In the face of pushback from policymakers, Europe’s securities regulators argue that the region’s new crypto rules should require independent cybersecurity audits of crypto firms.
Earlier in the year, the European Securities and Markets Authority (ESMA) issued draft standards under the region’s new crypto rules, known as the Markets in Crypto-Assets Regulation (MiCA), which it submitted to the European Commission (EC) for approval.
In September, the EC raised concerns with a couple of those proposed standards, citing concerns about privacy and regulatory burden, and it called on ESMA to revise its proposed standards.
In a regulatory opinion issued on Wednesday, ESMA acknowledged some of the issues raised by European policymakers, but it also reiterated the need to ensure adequate safeguards for investors when dealing with crypto firms.
“This will increase the resilience of the cryptoassets market and enhance investor protection in the cryptoassets space,” ESMA said.
Specifically, ESMA recommended that the MiCA rules require an independent cybersecurity audit to ensure that crypto firms “are subject to a thorough screening process … prior to their entering into the cryptoassets market.”
“[T]echnology (in particular, distributed ledger technology) and IT systems are at the core of cryptoasset service providers’ activities, and this issue is of paramount importance and raises substantial risk at the authorization phase, which would be mitigated by performing an external auditor review,” it said.

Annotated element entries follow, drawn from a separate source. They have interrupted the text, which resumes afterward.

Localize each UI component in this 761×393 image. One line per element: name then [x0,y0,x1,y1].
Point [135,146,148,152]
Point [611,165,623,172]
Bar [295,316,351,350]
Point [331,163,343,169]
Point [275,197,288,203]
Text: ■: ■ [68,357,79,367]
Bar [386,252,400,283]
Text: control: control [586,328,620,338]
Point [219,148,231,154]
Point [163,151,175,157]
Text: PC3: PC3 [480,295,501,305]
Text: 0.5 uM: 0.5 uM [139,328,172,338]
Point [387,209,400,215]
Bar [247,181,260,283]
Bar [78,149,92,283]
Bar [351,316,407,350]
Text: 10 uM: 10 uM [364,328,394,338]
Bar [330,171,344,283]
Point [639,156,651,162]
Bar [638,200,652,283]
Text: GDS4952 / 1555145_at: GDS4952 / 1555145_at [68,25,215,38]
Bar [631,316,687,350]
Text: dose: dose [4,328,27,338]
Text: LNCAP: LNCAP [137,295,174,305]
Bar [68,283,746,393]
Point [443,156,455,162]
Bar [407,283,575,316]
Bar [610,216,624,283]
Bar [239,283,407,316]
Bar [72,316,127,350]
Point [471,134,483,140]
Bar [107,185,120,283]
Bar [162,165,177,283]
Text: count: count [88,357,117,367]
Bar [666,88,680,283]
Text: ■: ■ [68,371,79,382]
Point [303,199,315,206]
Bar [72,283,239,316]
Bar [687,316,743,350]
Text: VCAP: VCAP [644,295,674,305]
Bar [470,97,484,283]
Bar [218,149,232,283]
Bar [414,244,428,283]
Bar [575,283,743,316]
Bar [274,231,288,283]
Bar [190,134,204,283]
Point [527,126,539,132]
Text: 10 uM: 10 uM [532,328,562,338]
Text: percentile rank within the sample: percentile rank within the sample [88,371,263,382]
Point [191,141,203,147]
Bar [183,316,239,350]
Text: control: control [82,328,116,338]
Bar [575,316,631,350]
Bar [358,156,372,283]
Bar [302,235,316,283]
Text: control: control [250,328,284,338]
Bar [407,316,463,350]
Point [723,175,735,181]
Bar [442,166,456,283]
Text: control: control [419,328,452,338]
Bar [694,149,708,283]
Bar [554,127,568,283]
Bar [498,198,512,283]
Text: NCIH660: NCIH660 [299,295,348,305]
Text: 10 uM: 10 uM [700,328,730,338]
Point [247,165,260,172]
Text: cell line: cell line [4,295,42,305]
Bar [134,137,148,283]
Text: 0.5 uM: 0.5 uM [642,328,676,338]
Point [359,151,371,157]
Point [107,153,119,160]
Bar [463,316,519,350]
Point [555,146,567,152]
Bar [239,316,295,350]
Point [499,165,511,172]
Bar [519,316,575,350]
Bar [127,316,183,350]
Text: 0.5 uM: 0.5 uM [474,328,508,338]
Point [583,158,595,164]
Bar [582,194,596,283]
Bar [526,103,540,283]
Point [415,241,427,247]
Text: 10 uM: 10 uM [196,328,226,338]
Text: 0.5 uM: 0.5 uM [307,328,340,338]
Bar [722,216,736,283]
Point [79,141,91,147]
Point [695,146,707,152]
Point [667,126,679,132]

The lack of external audit requirement in the MiCA rules may “lead to fragmentation across the EU,” it added.
ESMA also proposed revisions to its standard designed to screen members of management at crypto firms for past violations of various laws and regulations.
“ESMA is of the view that the proposed amendment would resolve concerns raised by the EC while ensuring that essential information for evaluating the ‘good repute’ of members of the management body remains intact,” it said.
The revised proposals require approval from the EC first, followed by the European Parliament and Council.